Estoy con una sirena en Formentera. Me gustaría decir que literalmente, pero es literariamente. No el estar en Formentera, que eso tal cual, con lo puesto (o más bien con lo no puesto), sino lo de la sirena. Mi sirena es preciosa, como deben serlo, y misteriosa, y peligrosa, y desbordante de encanto y magia, y tiene cola de pez y ojos de tormenta. Pero está, ay, encerrada en un libro, como un genio en su botella. Es verdad que cuando lo abro, aquí en la playa de Migjorn, frente al mar azul inenarrable que acompaña la lectura con el rumor de las olas, mi sirena emerge de las páginas, su rubia cabeza, su mirada glauca oteando el océano. Yo creo que busca algún marinero pero de momento se tiene que contentar conmigo.
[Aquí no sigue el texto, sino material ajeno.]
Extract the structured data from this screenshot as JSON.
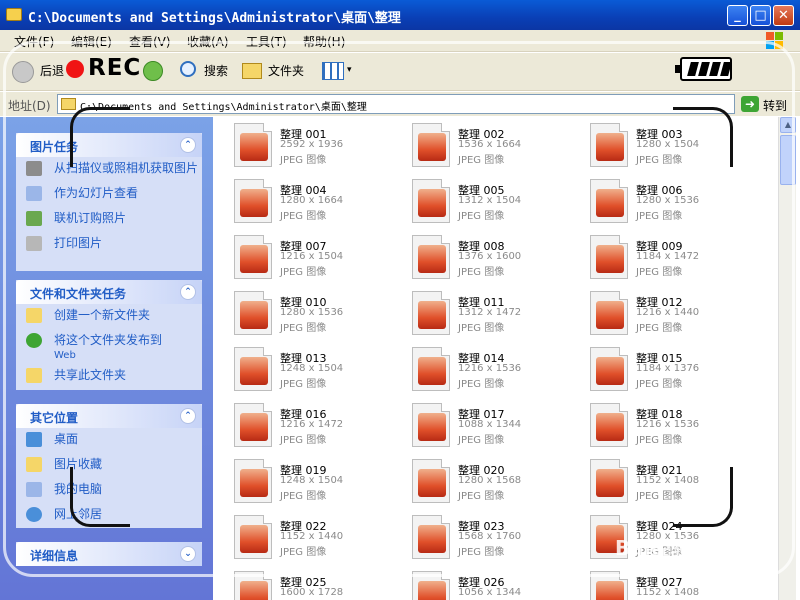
{
  "window": {
    "title": "C:\\Documents and Settings\\Administrator\\桌面\\整理",
    "buttons": {
      "minimize": "_",
      "maximize": "□",
      "close": "✕"
    }
  },
  "menu": [
    "文件(F)",
    "编辑(E)",
    "查看(V)",
    "收藏(A)",
    "工具(T)",
    "帮助(H)"
  ],
  "toolbar": {
    "back": "后退",
    "search": "搜索",
    "folders": "文件夹",
    "rec": "REC"
  },
  "address": {
    "label": "地址(D)",
    "path": "C:\\Documents and Settings\\Administrator\\桌面\\整理",
    "go": "转到"
  },
  "tasks": {
    "picture": {
      "title": "图片任务",
      "items": [
        "从扫描仪或照相机获取图片",
        "作为幻灯片查看",
        "联机订购照片",
        "打印图片"
      ]
    },
    "file": {
      "title": "文件和文件夹任务",
      "items": [
        "创建一个新文件夹",
        "将这个文件夹发布到",
        "共享此文件夹"
      ],
      "publish_sub": "Web"
    },
    "other": {
      "title": "其它位置",
      "items": [
        "桌面",
        "图片收藏",
        "我的电脑",
        "网上邻居"
      ]
    },
    "details": {
      "title": "详细信息"
    }
  },
  "files": [
    {
      "name": "整理 001",
      "dims": "2592 x 1936",
      "type": "JPEG 图像"
    },
    {
      "name": "整理 002",
      "dims": "1536 x 1664",
      "type": "JPEG 图像"
    },
    {
      "name": "整理 003",
      "dims": "1280 x 1504",
      "type": "JPEG 图像"
    },
    {
      "name": "整理 004",
      "dims": "1280 x 1664",
      "type": "JPEG 图像"
    },
    {
      "name": "整理 005",
      "dims": "1312 x 1504",
      "type": "JPEG 图像"
    },
    {
      "name": "整理 006",
      "dims": "1280 x 1536",
      "type": "JPEG 图像"
    },
    {
      "name": "整理 007",
      "dims": "1216 x 1504",
      "type": "JPEG 图像"
    },
    {
      "name": "整理 008",
      "dims": "1376 x 1600",
      "type": "JPEG 图像"
    },
    {
      "name": "整理 009",
      "dims": "1184 x 1472",
      "type": "JPEG 图像"
    },
    {
      "name": "整理 010",
      "dims": "1280 x 1536",
      "type": "JPEG 图像"
    },
    {
      "name": "整理 011",
      "dims": "1312 x 1472",
      "type": "JPEG 图像"
    },
    {
      "name": "整理 012",
      "dims": "1216 x 1440",
      "type": "JPEG 图像"
    },
    {
      "name": "整理 013",
      "dims": "1248 x 1504",
      "type": "JPEG 图像"
    },
    {
      "name": "整理 014",
      "dims": "1216 x 1536",
      "type": "JPEG 图像"
    },
    {
      "name": "整理 015",
      "dims": "1184 x 1376",
      "type": "JPEG 图像"
    },
    {
      "name": "整理 016",
      "dims": "1216 x 1472",
      "type": "JPEG 图像"
    },
    {
      "name": "整理 017",
      "dims": "1088 x 1344",
      "type": "JPEG 图像"
    },
    {
      "name": "整理 018",
      "dims": "1216 x 1536",
      "type": "JPEG 图像"
    },
    {
      "name": "整理 019",
      "dims": "1248 x 1504",
      "type": "JPEG 图像"
    },
    {
      "name": "整理 020",
      "dims": "1280 x 1568",
      "type": "JPEG 图像"
    },
    {
      "name": "整理 021",
      "dims": "1152 x 1408",
      "type": "JPEG 图像"
    },
    {
      "name": "整理 022",
      "dims": "1152 x 1440",
      "type": "JPEG 图像"
    },
    {
      "name": "整理 023",
      "dims": "1568 x 1760",
      "type": "JPEG 图像"
    },
    {
      "name": "整理 024",
      "dims": "1280 x 1536",
      "type": "JPEG 图像"
    },
    {
      "name": "整理 025",
      "dims": "1600 x 1728",
      "type": "JPEG 图像"
    },
    {
      "name": "整理 026",
      "dims": "1056 x 1344",
      "type": "JPEG 图像"
    },
    {
      "name": "整理 027",
      "dims": "1152 x 1408",
      "type": "JPEG 图像"
    }
  ],
  "watermark": {
    "text": "Bai经验",
    "sub": "jingyan.baidu.com"
  }
}
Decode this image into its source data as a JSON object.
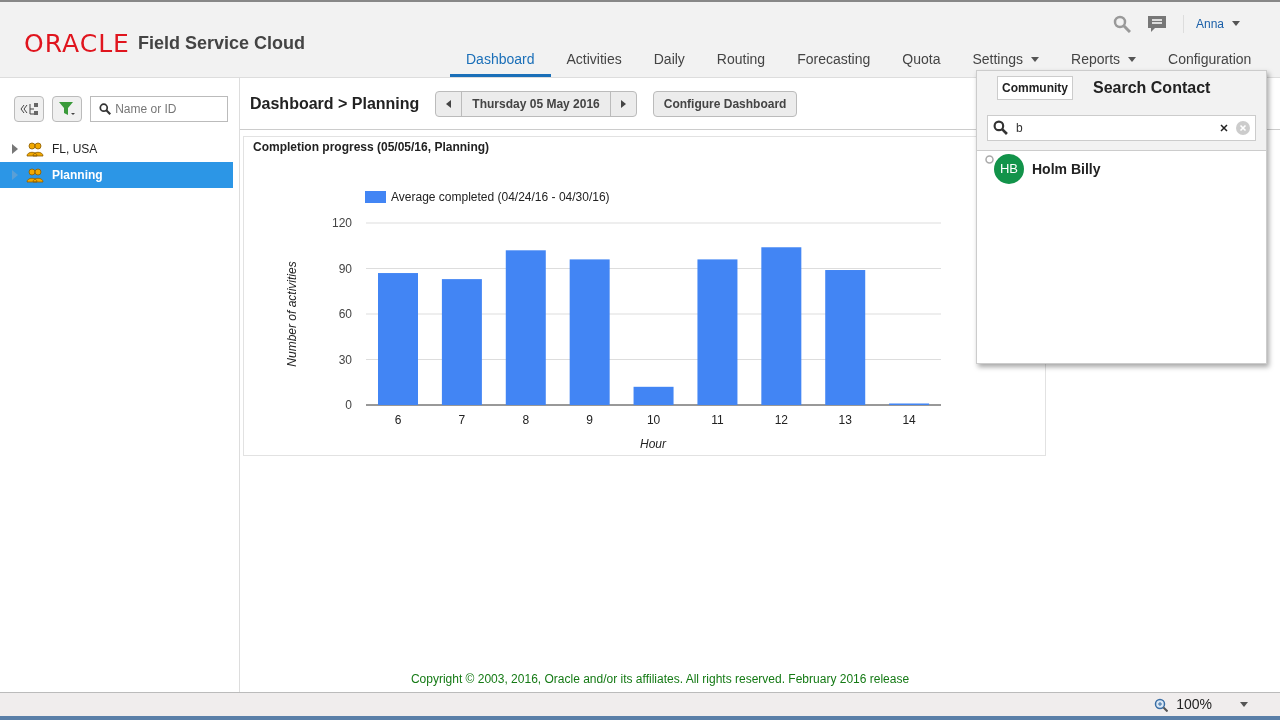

Mi sirena se llama Amelia –es el nombre humano que se ha dado a sí misma porque el suyo, el original, no está hecho para nuestros oídos– y es la protagonista de una bonita y conmovedora novela, muy romántica, que estoy leyendo, The mermaid, de Christina Henry (Titan Books, 2018), autora especializada en retellings, en revisar narrativamente, volver a contar, cuentos de hadas y clásicos fantásticos como Alicia en el país de las maravillas (Alice, considerada una de las mejores novelas del género de 2015, y Red Queen), Peter Pan (Lost boy, 2017) o Caperucita (The girl in the red, 2019). La escritora tiene su propio enigma: neoyorquina (1974), en realidad se llama Tina Raffaele y su seudónimo es una mezcla de su nombre, el de su marido, Chris, y el de su hijo, Henry.
La verdad, un retelling de La sirenita no es que fuera en principio mi lectura ideal para Formentera, donde desembarco año tras año con tantos deberes que parece que me hubieran quedado todas las asignaturas del bachillerato para septiembre, pero me cautivaron la imagen de la portada –una sirena como de Arthur Rackham, aunque con inquietantes uñas largas (de las manos, claro), atrapada en una red de pesca–, y sobre todo que en la historia ella, Amelia, cae en poder de ¡P. T. Barnum!, el gran coleccionista y exhibidor de maravillas, freaks y fakes. La idea de mezclar el cuento y la historia del fascinante showman, empresario de circo y embaucador (se le atribuye la frase “cada minuto nace un idiota”), que tuvo entre sus atracciones a la supuesta nodriza de George Washington y, precisamente, la grotesca sirena de Fidji, compuesta por medio cuerpo de pescado y el otro de mono, es estupenda y funciona muy bien.
La sirena Amelia es una sirena de corte contemporáneo, como las de la serie Siren o las de Piratas del Caribe, en mareas misteriosas (ideadas por Tim Powers), es decir no un ser delicado de leyenda folclórica sino una criatura marina salvaje, una especie semihumana distinta a la nuestra. En su estadio acuático no se parece nada a las hermosas sirenas típicas de Andersen o Waterhouse: está completamente cubierta de escamas (un dato que ya daba Plinio el Viejo), tiene garras, membranas entre los dedos y los dientes largos y afilados. Cuando se transforma, un proceso que la primera vez le resulta tan doloroso y traumático como el del protagonista de Un hombre lobo americano en Londres, lo hace en una joven delgada pero de un raro atractivo subyugante.
Amelia, que una vez se enamoró perdidamente de un pescador de Nueva Inglaterra (no todo pueden ser príncipes), pasa ahora las vacaciones junto a mí en Formentera. Lo llevamos con discreción. Ella vive su aventura en la novela y consigue asombrar al mismo Barnum. Y yo sueño cada vez que me meto en el agua con que un día saltará de las páginas del libro para venir a nadar, este largo verano, conmigo.